Dopo la bocciatura della norma per l'assestamento finanziario che impedisce alla regione di pagare l'IVA dovuta a Trenitalia, il contratto di servizio tra la Regione e Trenitalia è a rischio. Un bel problema dunque che ora dovrà essere risolto, visto l'importanza fondamentale che ha questo contratto di servizio che permette a migliaia di pendolari di spostarsi tramite il treno all'interno della regione Sicilia.
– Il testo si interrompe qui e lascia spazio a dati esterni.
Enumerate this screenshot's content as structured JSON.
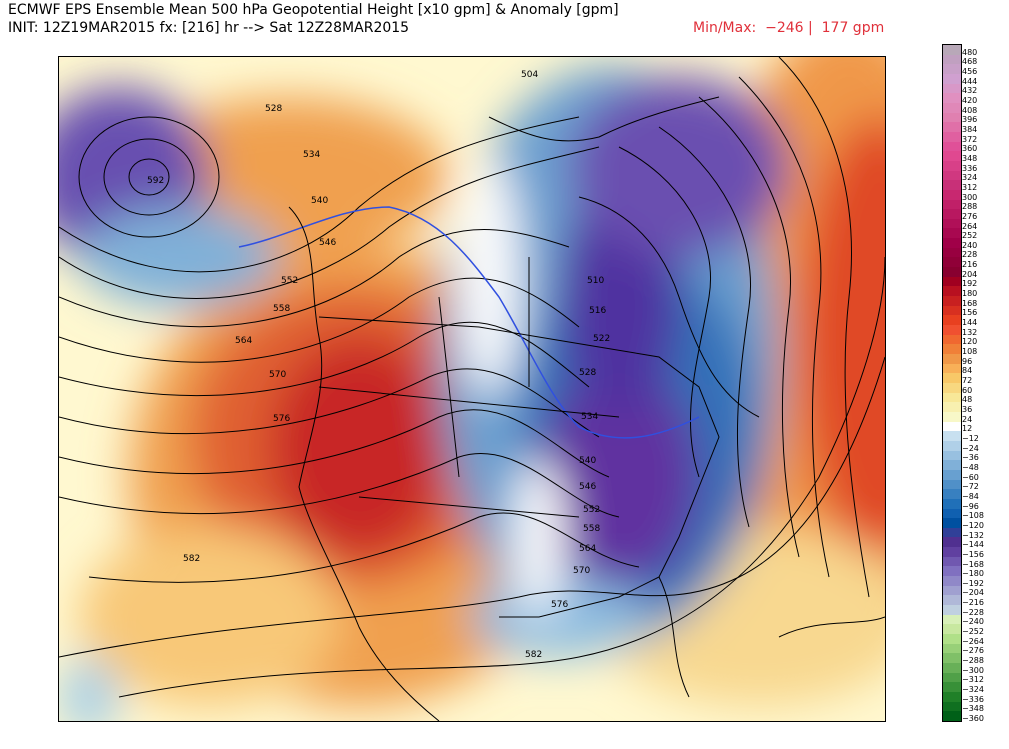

All'Assemblea regionale maggioranza battuta sull'articolo 7 della manovra di assestamento di bilancio, che prevede il pagamento dell'Iva a Trenitalia: 8 milioni 366 mila euro per il 2016. Prima della votazione, l'assessore regionale all'Economia, Alessandro Baccei, aveva raccomandato che "senza l'Iva non si può neanche impegnare il contratto di servizio a Trenitalia che è già stato erogato. Ogni anno la Regione paga 110 milioni, se l'articolo non viene approvato avremo un debito fuori bilancio di 110 milioni". Ecco la nota stampa inviata dalle ferrovie: L’Assessore Regionale ai Trasporti, Giovanni Pistorio, il Direttore della Divisione Passeggeri Regionale di Trenitalia, Orazio Iacono, e il Direttore Regionale, Maurizio Mancarella, si sono incontrati oggi per confrontarsi sul futuro dei trasporti ferroviari in Sicilia e definire gli aspetti del rinnovo del contratto di servizio. L’ordine del giorno ha dovuto subire un’inaspettata modifica alla luce della situazione determinata ieri dalla bocciatura di una norma della legge di assestamento finanziario che impedisce alla Regione Siciliana di pagare i corrispettivi dovuti a Trenitalia per i servizi già erogati nel 2016. Questo scenario rischia di compromettere lo sviluppo del servizio ferroviario mettendo a rischio la firma del contratto che prevede investimenti rilevanti per il rinnovo della flotta. Non solo, tale decisione si pone in assoluta controtendenza rispetto all’impegno che tutte le regioni italiane hanno assunto e che le ha portate a regolarizzare la loro posizione finanziaria, consentendo così di proseguire nell’acquisto di nuovi treni e nell’ammodernamento tecnologico della flotta esistente. Trenitalia, che sta attentamente valutando le azioni da intraprendere, auspica che la situazione possa trovare una rapida e positiva soluzione nell’interesse primario dei cittadini siciliani e di una mobilità efficace e sostenibile per l’Isola.